After the war, Whitlock returned to the permanent rank of brigadier general. During the post-war Occupation of Japan, MacArthur was appointed as Supreme Commander for the Allied Powers, and Whitlock continued to serve as his G-4. In August 1947, Whitlock returned to the United States and assumed command of the San Antonio General Depot in Texas.

In December 1947, Whitlock was again promoted to major general. In August 1948, the 10th Mountain Division was reactivated to provide basic training to draftees at Fort Riley, Kansas, and Whitlock was named to command it.

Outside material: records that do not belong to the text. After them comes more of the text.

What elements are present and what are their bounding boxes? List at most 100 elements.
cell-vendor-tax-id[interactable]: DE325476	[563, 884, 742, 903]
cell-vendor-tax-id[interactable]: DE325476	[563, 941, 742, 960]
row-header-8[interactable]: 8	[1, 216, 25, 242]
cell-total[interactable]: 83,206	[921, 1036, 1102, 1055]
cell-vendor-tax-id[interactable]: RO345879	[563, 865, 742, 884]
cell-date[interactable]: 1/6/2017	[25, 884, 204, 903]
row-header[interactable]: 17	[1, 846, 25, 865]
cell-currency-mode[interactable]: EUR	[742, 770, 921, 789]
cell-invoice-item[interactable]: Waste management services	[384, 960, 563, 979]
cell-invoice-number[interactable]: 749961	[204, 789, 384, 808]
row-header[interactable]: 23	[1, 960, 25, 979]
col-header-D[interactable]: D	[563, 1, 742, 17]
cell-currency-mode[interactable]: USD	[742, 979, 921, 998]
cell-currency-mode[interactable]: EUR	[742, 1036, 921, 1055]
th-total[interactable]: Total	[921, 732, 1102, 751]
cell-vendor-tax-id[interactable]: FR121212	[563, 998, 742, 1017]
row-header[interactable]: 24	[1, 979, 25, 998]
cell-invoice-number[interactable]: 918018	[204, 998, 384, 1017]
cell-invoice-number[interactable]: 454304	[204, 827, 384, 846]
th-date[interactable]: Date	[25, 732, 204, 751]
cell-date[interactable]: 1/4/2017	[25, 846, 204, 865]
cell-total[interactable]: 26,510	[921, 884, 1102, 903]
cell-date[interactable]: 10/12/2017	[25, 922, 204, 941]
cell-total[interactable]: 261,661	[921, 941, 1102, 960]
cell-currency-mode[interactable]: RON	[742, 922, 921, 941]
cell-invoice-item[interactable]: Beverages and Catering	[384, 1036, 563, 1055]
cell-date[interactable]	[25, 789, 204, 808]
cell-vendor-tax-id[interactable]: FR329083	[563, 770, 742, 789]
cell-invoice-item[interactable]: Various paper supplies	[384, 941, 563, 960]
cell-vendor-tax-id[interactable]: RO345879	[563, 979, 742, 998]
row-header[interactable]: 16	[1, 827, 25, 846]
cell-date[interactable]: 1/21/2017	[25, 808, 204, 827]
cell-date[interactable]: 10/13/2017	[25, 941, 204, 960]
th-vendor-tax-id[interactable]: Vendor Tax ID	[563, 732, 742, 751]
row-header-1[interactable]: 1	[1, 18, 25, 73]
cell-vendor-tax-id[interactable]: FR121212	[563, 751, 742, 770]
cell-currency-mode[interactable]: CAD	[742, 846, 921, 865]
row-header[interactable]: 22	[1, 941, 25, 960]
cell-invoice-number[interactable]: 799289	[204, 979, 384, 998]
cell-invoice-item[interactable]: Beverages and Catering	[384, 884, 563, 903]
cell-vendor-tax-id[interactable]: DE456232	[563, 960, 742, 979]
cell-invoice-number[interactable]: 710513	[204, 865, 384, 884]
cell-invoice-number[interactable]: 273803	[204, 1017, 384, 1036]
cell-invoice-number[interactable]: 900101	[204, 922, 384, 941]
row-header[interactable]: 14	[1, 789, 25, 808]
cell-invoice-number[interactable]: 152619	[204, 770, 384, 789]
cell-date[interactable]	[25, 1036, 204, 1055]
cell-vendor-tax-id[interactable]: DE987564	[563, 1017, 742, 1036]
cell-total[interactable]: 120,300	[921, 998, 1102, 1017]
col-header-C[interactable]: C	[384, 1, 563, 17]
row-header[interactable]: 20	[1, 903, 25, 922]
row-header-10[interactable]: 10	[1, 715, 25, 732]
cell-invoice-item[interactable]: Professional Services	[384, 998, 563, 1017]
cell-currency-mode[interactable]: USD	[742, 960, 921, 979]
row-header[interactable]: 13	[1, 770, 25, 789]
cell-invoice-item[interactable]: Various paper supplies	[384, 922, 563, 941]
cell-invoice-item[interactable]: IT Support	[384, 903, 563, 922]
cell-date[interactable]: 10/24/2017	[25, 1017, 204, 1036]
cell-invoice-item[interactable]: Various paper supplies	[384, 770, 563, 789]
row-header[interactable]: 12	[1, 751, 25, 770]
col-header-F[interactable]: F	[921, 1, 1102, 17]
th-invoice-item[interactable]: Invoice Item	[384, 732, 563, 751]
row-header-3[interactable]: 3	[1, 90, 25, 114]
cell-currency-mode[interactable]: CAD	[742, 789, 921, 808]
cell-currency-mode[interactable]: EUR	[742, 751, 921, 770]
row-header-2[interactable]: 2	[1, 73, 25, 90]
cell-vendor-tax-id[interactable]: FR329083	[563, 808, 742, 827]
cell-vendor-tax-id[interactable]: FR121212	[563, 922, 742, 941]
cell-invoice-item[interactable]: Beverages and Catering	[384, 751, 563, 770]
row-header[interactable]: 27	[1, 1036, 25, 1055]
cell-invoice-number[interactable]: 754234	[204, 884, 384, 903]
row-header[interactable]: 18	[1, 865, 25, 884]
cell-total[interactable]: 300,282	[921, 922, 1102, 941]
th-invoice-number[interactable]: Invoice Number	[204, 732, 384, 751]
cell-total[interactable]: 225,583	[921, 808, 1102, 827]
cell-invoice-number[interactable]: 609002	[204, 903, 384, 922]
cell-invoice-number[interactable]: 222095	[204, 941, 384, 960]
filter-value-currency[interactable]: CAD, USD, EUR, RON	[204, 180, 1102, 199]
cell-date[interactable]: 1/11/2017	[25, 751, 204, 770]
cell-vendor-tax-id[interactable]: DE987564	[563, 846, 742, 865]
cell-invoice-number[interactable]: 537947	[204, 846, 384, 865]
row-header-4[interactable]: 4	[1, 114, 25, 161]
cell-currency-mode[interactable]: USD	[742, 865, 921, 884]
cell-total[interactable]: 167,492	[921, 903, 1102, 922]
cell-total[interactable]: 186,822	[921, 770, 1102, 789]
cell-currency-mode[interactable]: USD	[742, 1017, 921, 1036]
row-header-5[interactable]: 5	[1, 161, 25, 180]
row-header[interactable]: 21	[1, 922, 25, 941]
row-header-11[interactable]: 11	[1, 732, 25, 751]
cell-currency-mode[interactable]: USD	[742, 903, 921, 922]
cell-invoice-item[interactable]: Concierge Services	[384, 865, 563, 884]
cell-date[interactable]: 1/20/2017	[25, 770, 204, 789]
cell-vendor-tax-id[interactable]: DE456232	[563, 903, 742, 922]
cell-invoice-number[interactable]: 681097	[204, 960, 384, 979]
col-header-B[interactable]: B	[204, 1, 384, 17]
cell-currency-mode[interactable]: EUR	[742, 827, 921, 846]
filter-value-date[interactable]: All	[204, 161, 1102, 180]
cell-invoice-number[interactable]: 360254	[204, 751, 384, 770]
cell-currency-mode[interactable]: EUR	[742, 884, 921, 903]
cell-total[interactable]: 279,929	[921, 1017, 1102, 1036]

Whitlock was assigned as commander of Fort Riley and the post's Army General School in October 1950. The AGS offered several courses for which Whitlock was responsible, including Officer Candidate School. From November 1951 to November 1954, Whitlock commanded U.S. Army Caribbean Command, based at Fort Amador, Panama. He retired in November 1954.

==Awards==
Whitlock's awards included the Army Distinguished Service Medal (2) and the Legion of Merit (4). In addition, he was a recipient of the Order of the British Empire (Honorary Commander) and the Philippine Distinguished Service Star.

==Retirement and death==
In retirement, Whitlock was a resident of Coral Gables, Florida. He died in Miami on October 18, 1971. Whitlock was buried at Arlington National Cemetery.

==Family==
In July 1924, Whitlock married Anna Dee Nichols, with whom he was the father of daughter Ann Helen Whitlock. Anna Whitlock died in 1947, and in 1950, Whitlock married Mildred Boatman Finley, who died two months after him.